For the better part of three years, the Department of Labor has been drafting and revising regulations regarding expanding disclosure to both qualified retirement plan sponsors and participants. After many changes, the final regulations were enacted in February 2012. The plan sponsor disclosure regulations, known as 408(b)(2), are effective July 1, 2012; and the participant disclosure regulations, 404(a)(5), are effective August 30, 2012. So what does this mean to you and your clients?
Let’s start with the plan sponsor disclosure. This regulation is attempting to assist plan sponsors in meeting their fiduciary obligations. To do that, one must be able to assess the balance between service and costs from all vendors assisting them in providing a retirement plan for their employees. Historically, plan sponsors have been able to evaluate service relatively easily by phone wait times, transaction timeliness, employee education services, comparative investment returns and website functionality. Getting to the actual cost of all these services has been a much more difficult road and that is where the regulations come in.
Effective July 1, 2012, all service providers must start disclosing in writing all the compensation they receive whether directly or indirectly from a third party.

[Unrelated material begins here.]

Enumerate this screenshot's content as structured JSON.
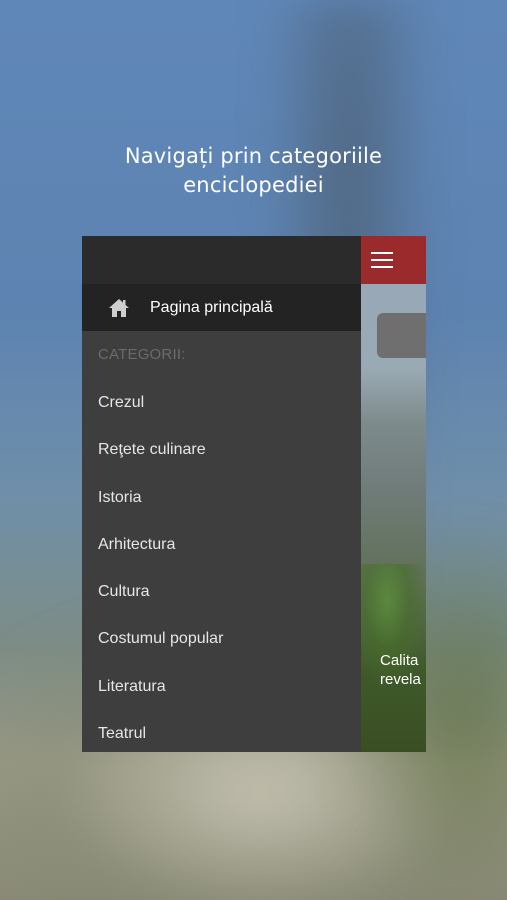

They also must explain the arrangement between a service provider and their sub-contractors to aid in determining if there is any potential conflict of interest. The disclosure must indicate whether the costs are a transaction fee or taken as a percentage of plan assets. Bundled providers who earn revenue from assets under management that subsidize recordkeeping costs must clearly delineate those costs. Advisors must also disclose the compensation that they expect to receive from the plan. Investment expenses must also be clearly disclosed to plan sponsors. These various disclosures can be in writing or made available electronically, assuming the plan sponsor has the requisite access to the appropriate website. The disclosure must be made initially and then updated anytime a change is made for any of the arrangements.
The other disclosure required is on the participant side of the equation. Which is where regulation 404(a)(5) comes in. The theme is the same in that the Department of Labor wants participants to be able to make better educated decisions. The disclosure for participants breaks down into two main categories: plan/transaction fees and investment expenses. There are fees charged for recordkeeping that can be either paid by the plan sponsor or charged to participants. There are also certain transaction fees, like loan charges or distribution fees, which are specific to an individual’s transaction. Both of these must be disclosed in advance of a participant enrolling in the plan and then on their quarterly ongoing statements if any fees are incurred. The second area is on the investment side of the equation where historically service providers are required to show performance information as well as benchmarks. Now, service providers will be required to provide more detail on costs. All statements once a year need to show, by each individual fund, the cost per a $1,000 investment in that particular fund as well as any rules restricting transfers and redemptions and associated costs.
So what does this all mean and how will it affect you in working with individuals and sponsors of retirement plans? From a plan sponsor perspective, you need to help ensure that you are providing reasonable value for the services that you provide to that sponsor. You also need to assist your plan sponsor clients in helping to ensure that they receive the required disclosures from their service providers and that they understand and document that they received them. From a participant perspective, my estimate is that about 90% of participants won’t skip a beat, but the anxious 10% certainly may start making some noise. The debate of active vs. passive funds will certainly become more of a discussion. The bottom line is to make sure that you assist your plan sponsor clients in the education process and are prepared for any questions that may come your way.